Embedders driving sessions from an external workflow runtime (Temporal, Restate, similar) bypass this whole-turn commit boundary in favour of per-effect durability — see Architecture → Durability for the lash-sansio checkpoint / restore seam.
use std::sync::Arc;
use lash::{LashCore, ModeId, ModePreset};
use lash_sqlite_store::SqliteSessionStoreFactory;
let store_factory = Arc::new(SqliteSessionStoreFactory::new("./.lash-data"));
let core = LashCore::builder()
.install_mode(ModePreset::rlm())
.default_mode(ModeId::rlm())
.provider(provider)
.model(model, None)
.max_context_tokens(200_000)
.store_factory(store_factory)
.build()?;
Override per session — useful for tests that want an isolated in-memory or temp-directory store:
let session = core
.session(chat_id)
.store(Arc::new(my_custom_persistence))
.open()
.await?;
If no store_factory is set, sessions run in-memory: they accept turns and produce results, but nothing is written to disk and nothing can be resumed after the process exits. Lash ships no separate "in-memory" implementation — absence of a factory is the mechanism.
Graph nodes
Every conversation event — user inputs, runtime-materialized assistant responses, tool calls, mode events, prompt snapshots — lives in graph_nodes with a tombstoned flag for soft deletion. Standard and RLM modes return terminal outcomes; the shared runtime commit writes the settled assistant transcript exactly once.
Session head
A singleton row tracking the current logical head pointer and its revision. Optimistic concurrency uses the revision to detect conflicting writes.
Checkpoint blobs
Compressed snapshots of tool state, plugin state, execution state, and prompt material, keyed by content hash so identical blobs are deduplicated across resumes.
Usage deltas
Per-turn token counts: input_tokens, output_tokens, cached_input_tokens, reasoning_tokens. The runtime aggregates these into the session usage ledger surfaced by SessionReadView.
Session metadata
Session id, human-readable name, model, cwd, parent session id, creation timestamp. This is what the resume picker shows.
Attachments
Image / file attachments are stored as blobs and referenced from graph nodes by BlobRef. The same blob is reused by traces and exports.
gc_unreachable()
Walks reachable blob references from the session head and active checkpoints, marks orphaned blobs for deletion, and returns a GcReport with the number of blobs removed. Run this after pruning a branch or discarding a long unused thread.
vacuum()
Physically removes tombstoned graph-node rows that gc has already detached, returning a VacuumReport with the row count. Use this after a gc_unreachable pass to reclaim file size.

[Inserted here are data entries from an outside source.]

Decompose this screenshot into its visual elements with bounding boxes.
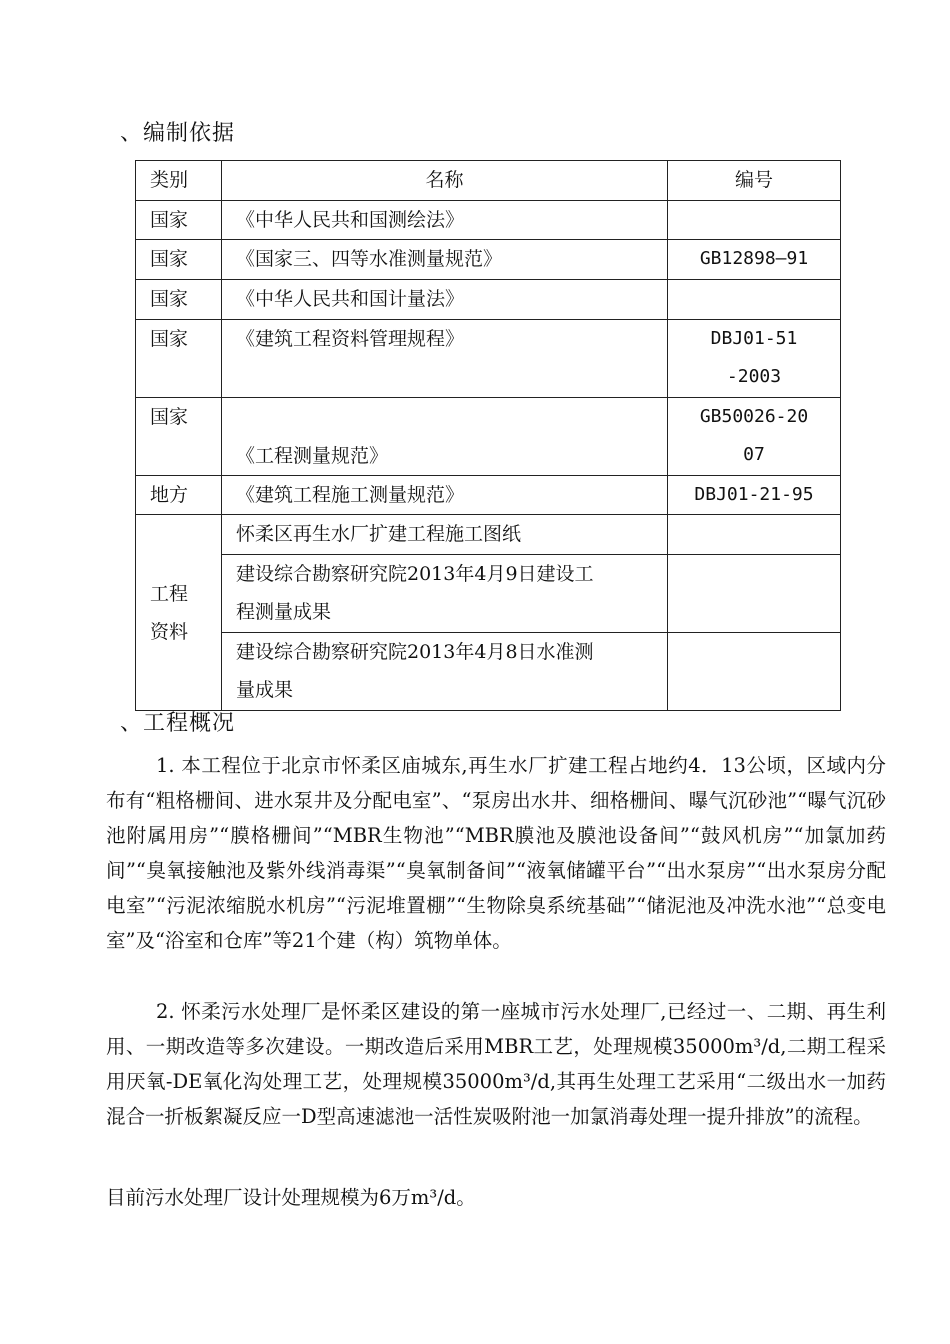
row-category: 国家	[136, 320, 222, 398]
row-name: 《中华人民共和国测绘法》	[222, 201, 668, 240]
project-category	[136, 515, 222, 711]
table-row	[136, 515, 841, 555]
row-number	[668, 201, 841, 240]
row-name: 怀柔区再生水厂扩建工程施工图纸	[222, 515, 668, 555]
row-name-line-1: 建设综合勘察研究院2013年4月9日建设工	[236, 563, 594, 585]
row-number	[668, 280, 841, 320]
row-category: 国家	[136, 201, 222, 240]
table-row	[136, 280, 841, 320]
row-number-line-1: DBJ01-51	[710, 328, 798, 349]
section-2-heading: 、工程概况	[120, 711, 236, 736]
header-number: 编号	[668, 161, 841, 201]
row-number: DBJ01-21-95	[668, 476, 841, 515]
row-number	[668, 398, 841, 476]
table-row	[136, 398, 841, 476]
table-row	[136, 633, 841, 711]
row-name-line-2: 程测量成果	[236, 601, 332, 623]
row-name	[222, 398, 668, 476]
row-name: 《中华人民共和国计量法》	[222, 280, 668, 320]
project-category-line-2: 资料	[150, 620, 189, 643]
row-number-line-1: GB50026-20	[699, 406, 809, 427]
row-name-line-1: 建设综合勘察研究院2013年4月8日水准测	[236, 641, 594, 663]
basis-table	[135, 160, 841, 711]
row-number	[668, 320, 841, 398]
overview-paragraph-1: 1. 本工程位于北京市怀柔区庙城东,再生水厂扩建工程占地约4．13公顷，区域内分布有“粗格栅间、进水泵井及分配电室”、“泵房出水井、细格栅间、曝气沉砂池”“曝气沉砂池附属用房”“膜格栅间”“MBR生物池”“MBR膜池及膜池设备间”“鼓风机房”“加氯加药间”“臭氧接触池及紫外线消毒渠”“臭氧制备间”“液氧储罐平台”“出水泵房”“出水泵房分配电室”“污泥浓缩脱水机房”“污泥堆置棚”“生物除臭系统基础”“储泥池及冲洗水池”“总变电室”及“浴室和仓库”等21个建（构）筑物单体。	[106, 754, 886, 952]
project-category-line-1: 工程	[150, 582, 189, 605]
row-number: GB12898—91	[668, 240, 841, 280]
table-row	[136, 201, 841, 240]
row-number	[668, 555, 841, 633]
row-category: 国家	[136, 240, 222, 280]
row-number	[668, 515, 841, 555]
table-row	[136, 320, 841, 398]
table-row	[136, 240, 841, 280]
row-name: 《建筑工程施工测量规范》	[222, 476, 668, 515]
overview-paragraph-3: 目前污水处理厂设计处理规模为6万m³/d。	[106, 1186, 476, 1209]
header-category: 类别	[136, 161, 222, 201]
table-header-row	[136, 161, 841, 201]
table-row	[136, 555, 841, 633]
row-name	[222, 633, 668, 711]
row-name: 《国家三、四等水准测量规范》	[222, 240, 668, 280]
row-name	[222, 555, 668, 633]
row-number	[668, 633, 841, 711]
overview-paragraph-2: 2. 怀柔污水处理厂是怀柔区建设的第一座城市污水处理厂,已经过一、二期、再生利用、一期改造等多次建设。一期改造后采用MBR工艺，处理规模35000m³/d,二期工程采用厌氧-DE氧化沟处理工艺，处理规模35000m³/d,其再生处理工艺采用“二级出水一加药混合一折板絮凝反应一D型高速滤池一活性炭吸附池一加氯消毒处理一提升排放”的流程。	[106, 1000, 886, 1128]
row-name-line-2: 量成果	[236, 679, 294, 701]
row-number-line-2: -2003	[726, 366, 782, 387]
header-name: 名称	[222, 161, 668, 201]
section-1-heading: 、编制依据	[120, 121, 236, 146]
row-category: 国家	[136, 398, 222, 476]
row-name: 《建筑工程资料管理规程》	[222, 320, 668, 398]
row-category: 国家	[136, 280, 222, 320]
row-number-line-2: 07	[743, 444, 765, 465]
row-category: 地方	[136, 476, 222, 515]
row-name-text: 《工程测量规范》	[236, 445, 389, 467]
table-row	[136, 476, 841, 515]
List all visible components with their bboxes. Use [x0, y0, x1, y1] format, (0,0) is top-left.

// One factory at boot, shared across every chat.
let store_factory = Arc::new(SqliteSessionStoreFactory::new(
data_dir.join("lash-sessions"),
));
let core = LashCore::builder()
.install_mode(ModePreset::rlm())
.default_mode(ModeId::rlm())
.provider(provider)
.model(model.clone(), Some(model_variant.clone()))
.max_context_tokens(200_000)
.store_factory(store_factory)
.build()?;
// Per request: open a session keyed by the app's chat id.
let session = core.session(chat_id).rlm().open().await?;
The full source is at examples/agent-service/src/main.rs.